LMNP en résidence principale, possible ?

Expertise métier
Jan 25, 2026

Le LMNP en résidence principale est possible sous conditions, notamment via la location ou la sous-location meublée d’une partie du logement, dans un cadre juridique et fiscal strict.

LMNP en résidence principale, possible ?

Peut-on exercer une activité LMNP dans sa résidence principale ?

Oui, il est possible d’exercer une activité de location meublée non professionnelle (LMNP) au sein de sa résidence principale, mais uniquement dans certaines situations.

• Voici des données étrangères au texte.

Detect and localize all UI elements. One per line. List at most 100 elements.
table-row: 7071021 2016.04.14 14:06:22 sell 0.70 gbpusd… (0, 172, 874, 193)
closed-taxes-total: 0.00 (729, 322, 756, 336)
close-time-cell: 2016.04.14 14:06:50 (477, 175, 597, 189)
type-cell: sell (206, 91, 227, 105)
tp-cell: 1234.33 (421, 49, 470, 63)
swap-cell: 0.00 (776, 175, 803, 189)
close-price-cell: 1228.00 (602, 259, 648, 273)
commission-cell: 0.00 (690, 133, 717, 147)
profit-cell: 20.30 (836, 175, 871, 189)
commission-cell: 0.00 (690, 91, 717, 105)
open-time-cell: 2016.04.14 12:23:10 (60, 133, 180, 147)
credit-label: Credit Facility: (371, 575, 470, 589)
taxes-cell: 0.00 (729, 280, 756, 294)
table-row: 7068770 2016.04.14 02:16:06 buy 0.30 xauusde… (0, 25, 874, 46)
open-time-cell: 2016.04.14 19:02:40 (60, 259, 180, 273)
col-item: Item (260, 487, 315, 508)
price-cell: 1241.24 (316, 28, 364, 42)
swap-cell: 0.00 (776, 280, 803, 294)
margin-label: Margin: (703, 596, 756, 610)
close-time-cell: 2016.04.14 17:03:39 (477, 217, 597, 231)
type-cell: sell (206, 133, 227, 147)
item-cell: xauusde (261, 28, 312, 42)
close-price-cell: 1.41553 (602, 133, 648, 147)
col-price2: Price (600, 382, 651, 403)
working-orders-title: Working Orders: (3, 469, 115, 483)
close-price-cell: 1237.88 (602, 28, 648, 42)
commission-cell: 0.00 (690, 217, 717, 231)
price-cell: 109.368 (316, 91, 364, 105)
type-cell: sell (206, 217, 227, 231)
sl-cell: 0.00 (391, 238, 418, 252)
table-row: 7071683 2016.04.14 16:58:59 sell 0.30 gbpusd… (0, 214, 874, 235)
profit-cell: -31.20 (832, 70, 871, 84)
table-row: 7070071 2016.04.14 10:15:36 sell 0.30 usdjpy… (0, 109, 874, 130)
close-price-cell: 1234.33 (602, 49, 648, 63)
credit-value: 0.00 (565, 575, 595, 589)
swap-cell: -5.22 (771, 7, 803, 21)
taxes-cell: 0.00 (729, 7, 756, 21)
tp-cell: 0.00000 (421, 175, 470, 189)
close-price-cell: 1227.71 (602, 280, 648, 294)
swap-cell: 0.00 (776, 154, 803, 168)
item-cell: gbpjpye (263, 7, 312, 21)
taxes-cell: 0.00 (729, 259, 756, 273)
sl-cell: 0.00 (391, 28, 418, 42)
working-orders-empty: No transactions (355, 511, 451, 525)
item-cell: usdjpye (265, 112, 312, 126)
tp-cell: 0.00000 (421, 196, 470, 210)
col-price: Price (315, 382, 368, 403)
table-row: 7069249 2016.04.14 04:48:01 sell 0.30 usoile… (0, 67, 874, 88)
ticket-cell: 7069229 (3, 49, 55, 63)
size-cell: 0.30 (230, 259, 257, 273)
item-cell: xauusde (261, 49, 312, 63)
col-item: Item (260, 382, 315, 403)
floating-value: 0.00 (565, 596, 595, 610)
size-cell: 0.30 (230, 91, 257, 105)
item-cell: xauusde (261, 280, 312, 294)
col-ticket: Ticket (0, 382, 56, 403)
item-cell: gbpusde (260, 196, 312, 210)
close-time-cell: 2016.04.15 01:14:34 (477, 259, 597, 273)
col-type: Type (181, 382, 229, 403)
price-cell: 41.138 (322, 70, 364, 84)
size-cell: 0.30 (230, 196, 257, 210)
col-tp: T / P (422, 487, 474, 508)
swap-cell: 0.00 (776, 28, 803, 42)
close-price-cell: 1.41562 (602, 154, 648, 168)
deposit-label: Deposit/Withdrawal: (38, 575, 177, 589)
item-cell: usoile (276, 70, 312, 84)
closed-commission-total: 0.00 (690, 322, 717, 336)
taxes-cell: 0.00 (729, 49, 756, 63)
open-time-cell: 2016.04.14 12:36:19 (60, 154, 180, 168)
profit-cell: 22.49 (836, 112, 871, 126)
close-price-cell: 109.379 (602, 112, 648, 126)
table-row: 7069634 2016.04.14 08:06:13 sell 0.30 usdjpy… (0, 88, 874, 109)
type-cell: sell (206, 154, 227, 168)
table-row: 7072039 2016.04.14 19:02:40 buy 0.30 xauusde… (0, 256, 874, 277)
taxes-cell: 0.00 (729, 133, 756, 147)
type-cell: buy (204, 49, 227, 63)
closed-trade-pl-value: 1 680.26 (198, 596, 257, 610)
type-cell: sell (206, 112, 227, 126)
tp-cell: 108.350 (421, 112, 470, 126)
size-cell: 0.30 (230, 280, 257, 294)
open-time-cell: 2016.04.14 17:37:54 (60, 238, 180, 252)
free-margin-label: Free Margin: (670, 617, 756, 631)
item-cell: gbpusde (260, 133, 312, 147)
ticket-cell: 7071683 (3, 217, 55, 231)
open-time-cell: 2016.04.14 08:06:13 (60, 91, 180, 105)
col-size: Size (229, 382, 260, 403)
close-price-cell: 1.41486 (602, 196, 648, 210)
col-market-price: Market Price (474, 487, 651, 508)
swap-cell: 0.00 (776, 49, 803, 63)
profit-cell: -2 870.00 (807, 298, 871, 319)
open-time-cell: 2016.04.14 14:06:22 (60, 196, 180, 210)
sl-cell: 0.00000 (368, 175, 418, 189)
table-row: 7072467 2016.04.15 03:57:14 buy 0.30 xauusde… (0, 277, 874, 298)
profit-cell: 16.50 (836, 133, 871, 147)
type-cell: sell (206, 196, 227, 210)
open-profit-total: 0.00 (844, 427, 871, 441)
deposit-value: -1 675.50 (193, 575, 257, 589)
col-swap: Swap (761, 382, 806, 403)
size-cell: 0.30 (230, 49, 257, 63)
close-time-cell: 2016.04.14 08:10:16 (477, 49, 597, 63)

Il ne s’agit pas de louer l’intégralité de sa résidence principale de manière permanente, mais généralement de louer une partie du logement tout en continuant à l’occuper.

Location d’une partie de la résidence principale

La situation la plus courante concerne :

  • la location d’une chambre meublée,
  • ou d’une partie indépendante du logement (studio, étage, dépendance intégrée).

Le logement reste la résidence principale du propriétaire, qui y conserve son habitation effective.

Conditions à respecter

Pour être compatible avec le LMNP, la location doit notamment :

  • porter sur un logement meublé,
  • rester accessoire par rapport à l’occupation du logement,
  • respecter les règles de décence et d’usage du logement,
  • être conforme au règlement de copropriété et aux règles locales.

Régime fiscal applicable

Les revenus issus de la location meublée d’une partie de la résidence principale sont :

  • imposés dans la catégorie des BIC,
  • soumis aux règles du LMNP,
  • à intégrer dans l’appréciation des seuils de revenus applicables au statut.

Selon la situation, certaines exonérations spécifiques peuvent également s’appliquer.

Ce qui n’est pas possible

Il n’est pas possible :

  • de louer l’intégralité de sa résidence principale tout en la déclarant comme telle,
  • de qualifier de LMNP une location qui ferait perdre au logement son caractère de résidence principale.

Dans ces cas, le logement change de nature et relève d’un autre cadre juridique et fiscal.

Une situation à analyser au cas par cas

La location meublée en résidence principale dépend fortement :

  • de la configuration du logement,
  • de la durée et des conditions de location,
  • du niveau de revenus générés.

Une analyse préalable est recommandée pour éviter toute incohérence déclarative.

Cas particulier : la sous-location par un locataire (hors LMNP au sens strict)

Un locataire occupant sa résidence principale peut, dans certains cas, sous-louer une partie de son logement meublé.
Toutefois, le locataire n’est pas propriétaire et n’exerce pas une activité LMNP au sens juridique du terme.

La sous-location constitue une activité distincte, encadrée par des règles spécifiques, et ne doit pas être assimilée automatiquement au statut LMNP classique.

Conditions strictes de la sous-location

La sous-location n’est autorisée que si toutes les conditions suivantes sont réunies :

  • le logement constitue la résidence principale du locataire,
  • la sous-location porte uniquement sur une partie du logement,
  • le logement est loué meublé,
  • le bailleur a donné son autorisation écrite préalable,
  • le loyer de sous-location ne dépasse pas le loyer principal (au prorata).

Sans autorisation expresse du bailleur, la sous-location est illicite.

Régime fiscal applicable au locataire sous-louant

Les revenus perçus par le locataire au titre de la sous-location :

  • ne relèvent pas du LMNP en tant que tel,
  • peuvent toutefois être imposés dans la catégorie des BIC,
  • doivent être déclarés par le locataire, selon sa situation personnelle.

Dans certains cas (location d’une partie de la résidence principale sous plafonds), une exonération spécifique peut s’appliquer.